Look at each soldier in the picture — L to R:  Patrick Adams of Philadelphia, Richard Stotts of Newark, Ohio, Shadraq McBride of Florence, Ala., and Fisher. It looks as though photographer Craig F. Walker has captured a scene from a middle-schooler’s fantasy combat camp, or a gathering of dead-serious paintball enthusiasts. These can’t be the kids we’re sending to war, a handful of the 30,000 troops Obama will be dropping into Afghanistan’s hostile terrain in the coming months. Unfortunately, it is.

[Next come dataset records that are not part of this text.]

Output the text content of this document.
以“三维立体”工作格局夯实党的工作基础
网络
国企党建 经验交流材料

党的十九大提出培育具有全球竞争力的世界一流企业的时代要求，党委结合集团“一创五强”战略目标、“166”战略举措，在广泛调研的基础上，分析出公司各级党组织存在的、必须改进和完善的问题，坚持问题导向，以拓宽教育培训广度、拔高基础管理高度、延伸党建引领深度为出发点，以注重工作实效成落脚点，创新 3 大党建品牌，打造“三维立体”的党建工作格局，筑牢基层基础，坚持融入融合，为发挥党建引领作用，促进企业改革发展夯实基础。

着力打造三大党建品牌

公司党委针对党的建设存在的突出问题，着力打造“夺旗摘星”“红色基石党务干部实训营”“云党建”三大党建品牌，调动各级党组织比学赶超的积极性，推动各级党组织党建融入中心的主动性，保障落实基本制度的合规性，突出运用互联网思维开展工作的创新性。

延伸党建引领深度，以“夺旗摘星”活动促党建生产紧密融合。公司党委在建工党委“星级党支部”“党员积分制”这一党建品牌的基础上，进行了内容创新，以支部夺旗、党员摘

I know this isn’t new. We have been sending children to fight wars since the United States was founded. However, today, perhaps more so because I am now a father, photos like this weigh heavy on my mind. Unlike the Berg video, I don’t regret seeing this photograph, because it is a wake-up call. However, I regret what this photograph depicts —  a country en route to more sadness, more despair. It is a fate that no rhetoric in the world can make right:

What we have fought for – and what we continue to fight for – is a better future for our children and grandchildren, and we believe that their lives will be better if other peoples’ children and grandchildren can live in freedom and access opportunity. -President Obama, December speech at West Point

However, in the name of “a better future for our children and grandchildren,” there will of course be death, blood shed, and sacrifice. And don’t be fooled by rhetoric, many children and grandchildren will not be spared — definitely not those who have already died in the wars and Afghanistan and Iraq, and those bound for unspeakable violence in the months ahead. Though Obama, to many, represents dynamic change, in so many ways he is no different than his predecessors. The decision to escalate our involvement in Afghanistan is Obama’s first step in assuming long-term ownership of the Bush regime’s Middle East shitstorm. Hopefully every last one of these individuals will return from their posts in Afghanistan and Iraq. But as we all know, odds are not in their favor.